I pointed out to Corsi that, his and Farah's assertions to the contrary, there are people who will defend the authenticity of the PDF birth certificate or at least rebut its attackers, such as Dr. Conspiracy's detailed rebuttal of the Ken Vogt analysis that Corsi devoted three WND articles to. Corsi's response was a curious one: After calling Dr. Conspiracy "one of my favorites," Corsi said, 'I'll be writing about Dr. Conspiracy in the next few days. I'll be exposing his background, his entire credentials, his involvement with his company. I've got a detailed -- I just haven't had time to write it up."
When I asked Corsi why he's personally attacking his critics by digging into their backgrounds, Corsi suddenly softened his tone: "I'm sorry, I said I would evaluate his credentials. It's not a personal attack, but we're going to evaluate his credentials in his point-by-point."

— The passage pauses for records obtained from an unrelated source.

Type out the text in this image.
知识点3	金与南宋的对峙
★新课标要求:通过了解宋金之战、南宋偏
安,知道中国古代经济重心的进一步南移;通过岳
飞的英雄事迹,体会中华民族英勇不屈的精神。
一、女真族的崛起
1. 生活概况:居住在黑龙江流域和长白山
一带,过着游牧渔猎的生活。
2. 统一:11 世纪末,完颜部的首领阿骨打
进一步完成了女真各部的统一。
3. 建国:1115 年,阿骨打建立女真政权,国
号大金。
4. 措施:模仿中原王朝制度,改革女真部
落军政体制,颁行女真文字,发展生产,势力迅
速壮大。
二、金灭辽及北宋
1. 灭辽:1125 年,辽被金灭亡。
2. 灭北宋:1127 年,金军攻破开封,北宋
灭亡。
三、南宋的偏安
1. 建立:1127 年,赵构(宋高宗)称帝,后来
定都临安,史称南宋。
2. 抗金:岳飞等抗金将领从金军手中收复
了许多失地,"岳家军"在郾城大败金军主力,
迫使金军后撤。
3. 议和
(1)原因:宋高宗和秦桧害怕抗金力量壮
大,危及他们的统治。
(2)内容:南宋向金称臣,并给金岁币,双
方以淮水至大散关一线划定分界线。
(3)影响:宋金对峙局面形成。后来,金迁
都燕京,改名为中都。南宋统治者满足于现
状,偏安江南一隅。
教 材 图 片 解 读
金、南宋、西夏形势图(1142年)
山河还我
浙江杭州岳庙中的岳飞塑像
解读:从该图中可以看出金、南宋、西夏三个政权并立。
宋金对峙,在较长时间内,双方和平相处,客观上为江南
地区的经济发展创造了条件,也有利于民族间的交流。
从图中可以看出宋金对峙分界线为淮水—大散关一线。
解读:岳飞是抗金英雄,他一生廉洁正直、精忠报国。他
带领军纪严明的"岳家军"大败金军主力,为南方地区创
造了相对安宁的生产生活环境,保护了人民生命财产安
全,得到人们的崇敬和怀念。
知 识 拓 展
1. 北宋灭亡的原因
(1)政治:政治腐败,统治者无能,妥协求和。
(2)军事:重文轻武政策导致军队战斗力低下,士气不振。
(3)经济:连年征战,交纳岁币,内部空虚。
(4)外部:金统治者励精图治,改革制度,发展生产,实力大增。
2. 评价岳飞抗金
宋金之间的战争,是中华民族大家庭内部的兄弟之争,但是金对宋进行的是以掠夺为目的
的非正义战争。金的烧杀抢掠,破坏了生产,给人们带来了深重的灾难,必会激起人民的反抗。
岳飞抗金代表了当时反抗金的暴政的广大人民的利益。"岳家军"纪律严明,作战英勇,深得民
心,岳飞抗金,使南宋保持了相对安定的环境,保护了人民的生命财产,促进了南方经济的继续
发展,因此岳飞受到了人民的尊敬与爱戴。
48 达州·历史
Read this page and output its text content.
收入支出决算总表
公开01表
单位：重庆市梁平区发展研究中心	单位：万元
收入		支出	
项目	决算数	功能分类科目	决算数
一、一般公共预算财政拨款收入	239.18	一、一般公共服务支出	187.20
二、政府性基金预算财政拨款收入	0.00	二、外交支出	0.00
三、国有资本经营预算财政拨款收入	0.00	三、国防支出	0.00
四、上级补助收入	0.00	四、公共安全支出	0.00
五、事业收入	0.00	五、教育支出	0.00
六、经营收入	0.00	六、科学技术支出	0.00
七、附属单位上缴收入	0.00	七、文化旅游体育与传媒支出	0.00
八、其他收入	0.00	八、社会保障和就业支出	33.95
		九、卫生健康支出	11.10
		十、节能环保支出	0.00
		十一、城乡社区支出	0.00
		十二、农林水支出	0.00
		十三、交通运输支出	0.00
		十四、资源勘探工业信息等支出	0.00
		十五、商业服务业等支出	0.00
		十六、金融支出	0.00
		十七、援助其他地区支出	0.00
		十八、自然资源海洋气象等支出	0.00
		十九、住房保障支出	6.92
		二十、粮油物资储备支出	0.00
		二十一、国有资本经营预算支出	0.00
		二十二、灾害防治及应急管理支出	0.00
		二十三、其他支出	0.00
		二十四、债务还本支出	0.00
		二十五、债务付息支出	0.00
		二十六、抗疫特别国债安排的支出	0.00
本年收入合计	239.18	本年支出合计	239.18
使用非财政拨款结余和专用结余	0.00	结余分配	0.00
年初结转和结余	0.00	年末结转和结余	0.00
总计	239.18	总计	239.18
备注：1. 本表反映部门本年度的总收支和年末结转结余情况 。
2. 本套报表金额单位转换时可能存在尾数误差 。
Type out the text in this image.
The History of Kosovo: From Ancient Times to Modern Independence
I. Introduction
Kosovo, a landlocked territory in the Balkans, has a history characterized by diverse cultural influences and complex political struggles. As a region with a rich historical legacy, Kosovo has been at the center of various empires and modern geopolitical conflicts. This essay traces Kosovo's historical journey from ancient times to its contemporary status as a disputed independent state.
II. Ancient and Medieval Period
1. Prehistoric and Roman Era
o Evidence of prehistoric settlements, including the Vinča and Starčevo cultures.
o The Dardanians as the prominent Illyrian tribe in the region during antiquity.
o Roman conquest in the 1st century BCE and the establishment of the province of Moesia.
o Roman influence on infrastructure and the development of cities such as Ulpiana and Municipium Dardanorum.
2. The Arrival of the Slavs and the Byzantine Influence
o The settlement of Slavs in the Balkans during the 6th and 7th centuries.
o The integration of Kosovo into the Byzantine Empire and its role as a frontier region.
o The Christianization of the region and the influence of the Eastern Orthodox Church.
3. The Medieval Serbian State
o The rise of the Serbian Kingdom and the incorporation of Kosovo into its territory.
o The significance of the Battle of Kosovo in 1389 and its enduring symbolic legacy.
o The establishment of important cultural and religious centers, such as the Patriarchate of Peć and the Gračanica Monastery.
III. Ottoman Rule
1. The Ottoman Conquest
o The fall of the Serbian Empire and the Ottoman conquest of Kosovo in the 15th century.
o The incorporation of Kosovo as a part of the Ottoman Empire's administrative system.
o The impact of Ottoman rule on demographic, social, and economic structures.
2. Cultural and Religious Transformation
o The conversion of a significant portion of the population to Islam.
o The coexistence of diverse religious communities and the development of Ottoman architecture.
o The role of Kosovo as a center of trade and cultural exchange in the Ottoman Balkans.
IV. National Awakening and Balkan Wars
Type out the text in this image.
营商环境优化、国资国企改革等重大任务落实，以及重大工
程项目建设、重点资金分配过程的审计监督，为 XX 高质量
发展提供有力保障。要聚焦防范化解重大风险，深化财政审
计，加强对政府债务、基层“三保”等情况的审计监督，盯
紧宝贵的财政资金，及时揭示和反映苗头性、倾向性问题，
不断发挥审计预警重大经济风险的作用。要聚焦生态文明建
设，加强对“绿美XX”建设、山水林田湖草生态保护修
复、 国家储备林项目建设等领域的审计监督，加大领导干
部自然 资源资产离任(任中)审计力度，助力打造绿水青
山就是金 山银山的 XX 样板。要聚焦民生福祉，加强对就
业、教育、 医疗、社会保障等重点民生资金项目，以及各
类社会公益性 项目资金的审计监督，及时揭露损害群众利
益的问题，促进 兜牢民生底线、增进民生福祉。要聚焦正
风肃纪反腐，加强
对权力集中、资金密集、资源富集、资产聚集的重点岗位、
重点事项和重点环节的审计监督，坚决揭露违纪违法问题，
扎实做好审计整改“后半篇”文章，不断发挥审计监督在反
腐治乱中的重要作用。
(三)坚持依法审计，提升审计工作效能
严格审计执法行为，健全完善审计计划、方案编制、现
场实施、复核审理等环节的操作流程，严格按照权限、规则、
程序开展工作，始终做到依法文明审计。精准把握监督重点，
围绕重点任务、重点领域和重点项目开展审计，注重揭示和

Finally, I tried to ask Farah if he could confirm Tim Adams' assertion that the affidavit he signed claiming that he had been told that no copy of Obama's birth certificate existed in state files was created by WND-affiliated lawyers. Here's how that exchange went:
FARAH: I really don't -- Terry, If you want to obsess about stuff like that, I invite you to do so. I would really like to focus on why the president of the United States and the White House are issuing bogus birth certificates rather than why somebody at WorldNetDaily, which lawyer they consulted to --
ME: But if you're creating news to forward the story --
FARAH: Terry, we all know your work.
ME: You're creating news and not reporting it.
FARAH: We appreciate all of the attention that you devote to WND.com. Thanks very much.
And with that the press conference came to an abrupt end.
Given Farah's abject refusal to answer such a simple question, we suspect Farah really doesn't appreciate the kind of attention from us that forces him and his website to be held accountable for their actions.